There was no more road. I squeezed the breaks and rested my bike next to the lighthouse. I walked to a spot where I could sit and watch the waves charging full speed into the rocks and breaking up into a whoosh of spray. My journey had ended in spectacular style. It felt all the more special because I had reached it by the power of my own legs. I said out loud “This is what I want to do. I want to cycle and see places like this.”
I celebrated with dinner at Cafe Sonas in Port of Ness. It is a small restaurant with lots of glass so that dinners can watch the harbor or stare out to the vast Atlantic. The hake stuffed with shrimps and creamy parsley sauce was sensational and I could easily have it again and again.
The restaurant was a couple of miles from the B&B, so I cycled back. My bike had taken me everywhere on this trip and now it was my taxi home after a night in a restaurant. Riding on these quiet roads at 9pm on a summer evening felt liberating. There were no cars, no people, no noise. It was only me and a sky of blue, white, yellow, pink and orange all swirled together.
Getting there Lewis can be reached by ferry from Ullapool. More information about the journey to Lewis can be found in my previous guide, Up to Ullapool
Cycling distances and terrain The distance from Stornoway to Port of Ness is 26.5 miles. on the A857. It is a well surfaced, mostly straight and level road. There is minimal traffic.

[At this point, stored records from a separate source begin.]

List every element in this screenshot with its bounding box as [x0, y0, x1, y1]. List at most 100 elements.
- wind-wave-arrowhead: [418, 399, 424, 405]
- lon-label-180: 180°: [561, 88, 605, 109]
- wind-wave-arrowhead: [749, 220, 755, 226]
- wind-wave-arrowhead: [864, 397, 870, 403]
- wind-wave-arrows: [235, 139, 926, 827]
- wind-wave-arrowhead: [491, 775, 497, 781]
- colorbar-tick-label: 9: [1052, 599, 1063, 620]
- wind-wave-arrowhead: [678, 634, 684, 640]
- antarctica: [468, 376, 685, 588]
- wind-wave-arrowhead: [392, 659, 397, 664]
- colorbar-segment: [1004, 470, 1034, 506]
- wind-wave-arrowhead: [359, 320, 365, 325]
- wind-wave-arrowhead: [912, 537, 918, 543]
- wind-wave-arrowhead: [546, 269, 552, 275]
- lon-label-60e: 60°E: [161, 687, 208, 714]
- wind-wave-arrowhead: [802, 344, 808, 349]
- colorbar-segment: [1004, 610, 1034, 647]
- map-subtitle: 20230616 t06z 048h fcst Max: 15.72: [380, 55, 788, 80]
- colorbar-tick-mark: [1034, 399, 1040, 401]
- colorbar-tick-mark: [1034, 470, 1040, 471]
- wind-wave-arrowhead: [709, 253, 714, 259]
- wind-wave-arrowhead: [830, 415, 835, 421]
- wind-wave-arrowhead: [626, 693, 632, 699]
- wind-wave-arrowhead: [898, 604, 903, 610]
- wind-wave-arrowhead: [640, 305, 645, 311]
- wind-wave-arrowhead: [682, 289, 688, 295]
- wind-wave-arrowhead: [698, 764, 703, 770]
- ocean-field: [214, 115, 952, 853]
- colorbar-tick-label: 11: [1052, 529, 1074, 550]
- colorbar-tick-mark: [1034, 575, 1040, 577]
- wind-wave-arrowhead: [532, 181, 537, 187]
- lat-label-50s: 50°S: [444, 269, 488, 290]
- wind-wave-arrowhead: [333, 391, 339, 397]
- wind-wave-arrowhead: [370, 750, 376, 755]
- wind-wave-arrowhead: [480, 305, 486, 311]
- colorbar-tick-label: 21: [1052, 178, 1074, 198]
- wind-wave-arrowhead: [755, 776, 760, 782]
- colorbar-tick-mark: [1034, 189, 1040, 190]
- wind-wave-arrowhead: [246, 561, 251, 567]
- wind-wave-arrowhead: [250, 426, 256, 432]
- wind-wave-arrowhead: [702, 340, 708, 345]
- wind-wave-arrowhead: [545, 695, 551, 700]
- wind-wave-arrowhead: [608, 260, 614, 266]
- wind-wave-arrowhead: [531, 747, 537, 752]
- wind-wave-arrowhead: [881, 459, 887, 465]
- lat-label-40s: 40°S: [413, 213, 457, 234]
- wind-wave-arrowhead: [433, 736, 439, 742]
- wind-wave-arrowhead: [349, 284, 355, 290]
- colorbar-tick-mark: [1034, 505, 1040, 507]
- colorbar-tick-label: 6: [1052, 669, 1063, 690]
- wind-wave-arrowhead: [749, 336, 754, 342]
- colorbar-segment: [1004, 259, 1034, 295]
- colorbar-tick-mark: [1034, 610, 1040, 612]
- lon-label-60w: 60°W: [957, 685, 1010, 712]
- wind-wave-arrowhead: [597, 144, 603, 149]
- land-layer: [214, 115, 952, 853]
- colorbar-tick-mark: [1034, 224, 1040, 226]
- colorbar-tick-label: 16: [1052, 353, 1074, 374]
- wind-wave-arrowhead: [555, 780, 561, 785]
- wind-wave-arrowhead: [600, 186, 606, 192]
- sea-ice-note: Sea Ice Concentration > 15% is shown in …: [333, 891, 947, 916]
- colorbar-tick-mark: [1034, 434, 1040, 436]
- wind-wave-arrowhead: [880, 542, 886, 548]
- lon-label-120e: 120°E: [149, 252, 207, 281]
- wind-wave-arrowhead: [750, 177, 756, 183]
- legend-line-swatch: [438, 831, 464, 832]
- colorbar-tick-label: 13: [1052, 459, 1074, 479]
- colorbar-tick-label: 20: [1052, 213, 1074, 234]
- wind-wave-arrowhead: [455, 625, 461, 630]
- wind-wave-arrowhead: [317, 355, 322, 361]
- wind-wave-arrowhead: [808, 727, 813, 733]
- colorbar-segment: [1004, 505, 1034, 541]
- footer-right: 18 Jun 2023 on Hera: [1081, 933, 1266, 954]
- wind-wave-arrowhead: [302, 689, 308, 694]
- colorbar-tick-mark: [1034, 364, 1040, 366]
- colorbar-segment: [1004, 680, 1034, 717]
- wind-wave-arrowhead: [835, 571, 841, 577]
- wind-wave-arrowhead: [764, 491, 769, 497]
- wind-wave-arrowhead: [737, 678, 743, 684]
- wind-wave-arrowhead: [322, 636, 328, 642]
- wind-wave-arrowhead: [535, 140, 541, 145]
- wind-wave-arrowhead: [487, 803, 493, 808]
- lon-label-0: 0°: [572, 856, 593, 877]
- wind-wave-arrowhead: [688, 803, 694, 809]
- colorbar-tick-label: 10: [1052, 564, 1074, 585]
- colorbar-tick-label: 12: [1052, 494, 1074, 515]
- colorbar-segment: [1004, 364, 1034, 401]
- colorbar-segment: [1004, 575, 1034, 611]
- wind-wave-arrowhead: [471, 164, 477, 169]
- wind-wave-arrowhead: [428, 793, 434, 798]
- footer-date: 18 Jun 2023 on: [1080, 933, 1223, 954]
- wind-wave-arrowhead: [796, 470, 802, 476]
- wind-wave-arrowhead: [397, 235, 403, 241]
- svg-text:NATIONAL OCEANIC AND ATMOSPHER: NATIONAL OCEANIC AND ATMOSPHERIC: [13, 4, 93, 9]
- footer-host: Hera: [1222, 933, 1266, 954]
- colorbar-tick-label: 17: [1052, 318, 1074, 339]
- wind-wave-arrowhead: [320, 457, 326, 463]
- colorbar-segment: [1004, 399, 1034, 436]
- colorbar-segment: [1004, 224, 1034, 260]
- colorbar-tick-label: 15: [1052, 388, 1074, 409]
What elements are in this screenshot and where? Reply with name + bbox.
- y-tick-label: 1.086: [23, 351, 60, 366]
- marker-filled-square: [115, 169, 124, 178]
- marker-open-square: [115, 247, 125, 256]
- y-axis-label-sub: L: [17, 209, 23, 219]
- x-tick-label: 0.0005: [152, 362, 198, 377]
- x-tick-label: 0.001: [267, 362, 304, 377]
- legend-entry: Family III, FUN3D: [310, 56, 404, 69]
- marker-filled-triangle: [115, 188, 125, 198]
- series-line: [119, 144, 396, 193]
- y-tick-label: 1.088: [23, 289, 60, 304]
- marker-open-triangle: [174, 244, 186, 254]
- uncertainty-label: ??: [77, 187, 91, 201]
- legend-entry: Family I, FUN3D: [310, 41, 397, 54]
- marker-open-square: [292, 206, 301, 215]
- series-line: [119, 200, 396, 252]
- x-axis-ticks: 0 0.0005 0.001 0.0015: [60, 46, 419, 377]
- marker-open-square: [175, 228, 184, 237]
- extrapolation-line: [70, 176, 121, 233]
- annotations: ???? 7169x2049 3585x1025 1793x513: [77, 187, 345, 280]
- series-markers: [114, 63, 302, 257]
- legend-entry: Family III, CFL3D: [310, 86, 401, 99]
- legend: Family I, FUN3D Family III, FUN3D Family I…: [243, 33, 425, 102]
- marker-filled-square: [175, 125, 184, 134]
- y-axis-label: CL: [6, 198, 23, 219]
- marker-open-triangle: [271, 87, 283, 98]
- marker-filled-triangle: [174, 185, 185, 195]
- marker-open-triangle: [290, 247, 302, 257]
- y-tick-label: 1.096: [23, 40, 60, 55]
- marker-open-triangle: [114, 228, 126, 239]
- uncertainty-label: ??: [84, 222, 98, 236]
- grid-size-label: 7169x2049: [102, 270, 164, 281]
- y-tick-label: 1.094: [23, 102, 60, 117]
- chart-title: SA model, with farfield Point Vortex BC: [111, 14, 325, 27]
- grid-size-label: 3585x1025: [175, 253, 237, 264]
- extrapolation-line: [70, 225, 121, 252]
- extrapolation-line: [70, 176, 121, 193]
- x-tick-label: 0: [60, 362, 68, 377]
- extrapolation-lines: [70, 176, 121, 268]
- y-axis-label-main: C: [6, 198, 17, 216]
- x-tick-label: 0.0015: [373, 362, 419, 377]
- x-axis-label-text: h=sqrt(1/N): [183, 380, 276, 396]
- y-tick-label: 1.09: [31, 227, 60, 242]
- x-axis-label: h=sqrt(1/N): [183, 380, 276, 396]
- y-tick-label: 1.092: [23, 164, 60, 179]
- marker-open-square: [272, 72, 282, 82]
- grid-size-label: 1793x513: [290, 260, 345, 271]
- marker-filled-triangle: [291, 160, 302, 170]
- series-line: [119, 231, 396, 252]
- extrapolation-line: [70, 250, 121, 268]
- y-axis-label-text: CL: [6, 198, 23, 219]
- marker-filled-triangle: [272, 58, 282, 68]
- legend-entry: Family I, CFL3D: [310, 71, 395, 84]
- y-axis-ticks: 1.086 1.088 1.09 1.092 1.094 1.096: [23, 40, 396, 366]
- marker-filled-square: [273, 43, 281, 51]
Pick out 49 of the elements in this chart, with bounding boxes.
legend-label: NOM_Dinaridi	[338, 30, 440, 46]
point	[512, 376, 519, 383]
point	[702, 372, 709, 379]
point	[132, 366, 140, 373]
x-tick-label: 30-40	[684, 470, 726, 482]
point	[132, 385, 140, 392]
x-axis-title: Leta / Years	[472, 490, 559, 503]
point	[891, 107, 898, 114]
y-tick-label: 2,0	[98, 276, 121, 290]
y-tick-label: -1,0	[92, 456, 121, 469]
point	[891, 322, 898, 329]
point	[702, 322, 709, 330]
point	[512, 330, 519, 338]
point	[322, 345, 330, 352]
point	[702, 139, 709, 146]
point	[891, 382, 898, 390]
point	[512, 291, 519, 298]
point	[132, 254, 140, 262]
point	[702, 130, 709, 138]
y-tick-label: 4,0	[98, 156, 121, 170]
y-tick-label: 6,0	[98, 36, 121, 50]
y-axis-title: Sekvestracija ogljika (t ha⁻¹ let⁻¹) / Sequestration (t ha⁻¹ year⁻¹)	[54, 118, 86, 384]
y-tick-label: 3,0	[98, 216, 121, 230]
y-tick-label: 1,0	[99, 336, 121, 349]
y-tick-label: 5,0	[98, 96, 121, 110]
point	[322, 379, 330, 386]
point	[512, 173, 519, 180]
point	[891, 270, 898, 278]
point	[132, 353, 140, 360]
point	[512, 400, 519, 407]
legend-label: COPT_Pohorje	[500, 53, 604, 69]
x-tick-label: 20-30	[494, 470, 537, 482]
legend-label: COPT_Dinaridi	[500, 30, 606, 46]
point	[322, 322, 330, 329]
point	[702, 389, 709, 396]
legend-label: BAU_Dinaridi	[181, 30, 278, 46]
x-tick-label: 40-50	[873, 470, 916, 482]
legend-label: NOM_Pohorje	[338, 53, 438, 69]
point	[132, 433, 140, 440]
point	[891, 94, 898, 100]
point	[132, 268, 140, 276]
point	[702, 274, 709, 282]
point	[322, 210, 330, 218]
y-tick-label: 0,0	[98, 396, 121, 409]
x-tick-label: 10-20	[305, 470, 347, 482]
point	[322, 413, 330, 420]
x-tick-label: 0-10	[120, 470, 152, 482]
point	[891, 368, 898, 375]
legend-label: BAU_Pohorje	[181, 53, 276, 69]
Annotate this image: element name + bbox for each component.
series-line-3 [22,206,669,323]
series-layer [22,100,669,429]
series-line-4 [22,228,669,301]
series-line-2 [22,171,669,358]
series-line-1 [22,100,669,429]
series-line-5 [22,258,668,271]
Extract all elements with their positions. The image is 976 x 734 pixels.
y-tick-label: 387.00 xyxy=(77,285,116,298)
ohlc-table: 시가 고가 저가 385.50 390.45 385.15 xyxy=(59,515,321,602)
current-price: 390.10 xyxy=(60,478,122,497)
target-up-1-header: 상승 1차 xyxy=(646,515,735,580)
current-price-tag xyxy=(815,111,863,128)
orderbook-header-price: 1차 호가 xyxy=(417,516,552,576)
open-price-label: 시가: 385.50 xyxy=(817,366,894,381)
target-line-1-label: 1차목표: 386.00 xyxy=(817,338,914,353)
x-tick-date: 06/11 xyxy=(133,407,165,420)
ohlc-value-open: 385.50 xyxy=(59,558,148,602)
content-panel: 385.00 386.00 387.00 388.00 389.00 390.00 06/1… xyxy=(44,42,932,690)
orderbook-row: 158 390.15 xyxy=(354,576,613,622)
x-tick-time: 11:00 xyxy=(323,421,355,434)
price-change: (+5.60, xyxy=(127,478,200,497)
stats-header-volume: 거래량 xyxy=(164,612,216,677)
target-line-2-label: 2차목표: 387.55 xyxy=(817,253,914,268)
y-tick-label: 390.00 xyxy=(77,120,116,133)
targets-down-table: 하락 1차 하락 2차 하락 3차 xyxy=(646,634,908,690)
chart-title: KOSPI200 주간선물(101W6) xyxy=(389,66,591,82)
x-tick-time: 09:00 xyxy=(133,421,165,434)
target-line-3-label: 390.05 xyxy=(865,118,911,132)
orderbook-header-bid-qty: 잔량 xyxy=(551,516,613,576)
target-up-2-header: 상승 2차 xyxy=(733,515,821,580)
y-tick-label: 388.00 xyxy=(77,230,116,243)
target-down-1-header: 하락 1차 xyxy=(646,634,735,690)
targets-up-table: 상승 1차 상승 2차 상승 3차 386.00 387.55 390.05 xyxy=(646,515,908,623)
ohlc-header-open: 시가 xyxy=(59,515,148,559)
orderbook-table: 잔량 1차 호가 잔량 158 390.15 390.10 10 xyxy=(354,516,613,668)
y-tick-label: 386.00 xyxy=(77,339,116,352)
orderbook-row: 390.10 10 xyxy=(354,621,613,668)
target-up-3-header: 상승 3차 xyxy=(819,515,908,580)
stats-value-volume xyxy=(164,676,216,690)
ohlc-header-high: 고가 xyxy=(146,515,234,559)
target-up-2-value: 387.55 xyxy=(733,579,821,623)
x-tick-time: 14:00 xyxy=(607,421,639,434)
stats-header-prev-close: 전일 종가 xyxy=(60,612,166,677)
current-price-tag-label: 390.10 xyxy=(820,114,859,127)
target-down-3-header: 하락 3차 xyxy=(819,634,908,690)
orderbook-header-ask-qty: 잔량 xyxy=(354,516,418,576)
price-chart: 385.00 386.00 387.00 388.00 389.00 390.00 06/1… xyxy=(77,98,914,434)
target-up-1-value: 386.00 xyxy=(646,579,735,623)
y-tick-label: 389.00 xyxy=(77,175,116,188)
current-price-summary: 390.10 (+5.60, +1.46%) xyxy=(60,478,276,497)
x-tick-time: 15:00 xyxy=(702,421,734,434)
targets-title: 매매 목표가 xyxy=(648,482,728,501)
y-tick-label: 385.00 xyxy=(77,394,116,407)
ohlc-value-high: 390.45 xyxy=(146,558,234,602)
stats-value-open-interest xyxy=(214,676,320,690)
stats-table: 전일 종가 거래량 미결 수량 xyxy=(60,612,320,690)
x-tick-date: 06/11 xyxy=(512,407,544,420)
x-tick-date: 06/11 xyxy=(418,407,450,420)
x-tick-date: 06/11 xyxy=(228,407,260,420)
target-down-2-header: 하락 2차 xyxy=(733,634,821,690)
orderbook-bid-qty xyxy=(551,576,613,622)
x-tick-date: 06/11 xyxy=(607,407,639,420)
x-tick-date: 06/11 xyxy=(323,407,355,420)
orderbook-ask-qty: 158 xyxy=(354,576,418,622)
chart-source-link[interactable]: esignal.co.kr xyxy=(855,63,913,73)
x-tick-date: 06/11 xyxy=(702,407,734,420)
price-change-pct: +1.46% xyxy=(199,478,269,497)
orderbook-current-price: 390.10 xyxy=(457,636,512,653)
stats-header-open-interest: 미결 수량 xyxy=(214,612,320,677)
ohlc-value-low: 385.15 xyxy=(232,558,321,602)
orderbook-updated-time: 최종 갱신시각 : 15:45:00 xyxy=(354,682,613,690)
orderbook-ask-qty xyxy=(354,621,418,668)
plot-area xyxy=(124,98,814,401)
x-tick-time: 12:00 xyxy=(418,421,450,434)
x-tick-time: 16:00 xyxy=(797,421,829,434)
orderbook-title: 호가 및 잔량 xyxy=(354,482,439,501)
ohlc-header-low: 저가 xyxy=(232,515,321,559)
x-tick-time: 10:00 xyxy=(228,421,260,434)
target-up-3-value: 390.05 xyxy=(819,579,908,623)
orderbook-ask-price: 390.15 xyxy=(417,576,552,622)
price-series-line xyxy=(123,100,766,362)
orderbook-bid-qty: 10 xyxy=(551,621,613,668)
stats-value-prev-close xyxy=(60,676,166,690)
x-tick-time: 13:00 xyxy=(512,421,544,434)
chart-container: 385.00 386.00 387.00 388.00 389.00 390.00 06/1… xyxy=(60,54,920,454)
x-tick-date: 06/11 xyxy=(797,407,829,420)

From Port of Ness to the Butt of Lewis Lighthouse is about 2.7 miles. This is on B roads and narrower with some hills. Depending on time of year it can be busy with tourist traffic, but it is slow moving and courteous traffic.
Things to see and do The whalebone arch is in Bragar, which involves a slight diversion onto the A858 (turn left off the A857 just before it reaches Barvas). The Blackhouse is also in this direction and it has an entry charge.
Morvern Gallery is in Barvas and the place to see what local artists are up to. Don't forget to sample the fabulous coffee.
The Butt of Lewis Lighthousecannot be visited, but you can get great views of it from the spectacular coastal scenery.
Where to stay Loch Beag Bed and Breakfast is highly rated on Trip Advisor and I received a very warm welcome. It is one of my favourite bed and breakfasts. It is located about halfway between Port of Ness and the Butt of Lewis Lighthouse. £30 per person for double occupancy. You can arrange an evening meal with them.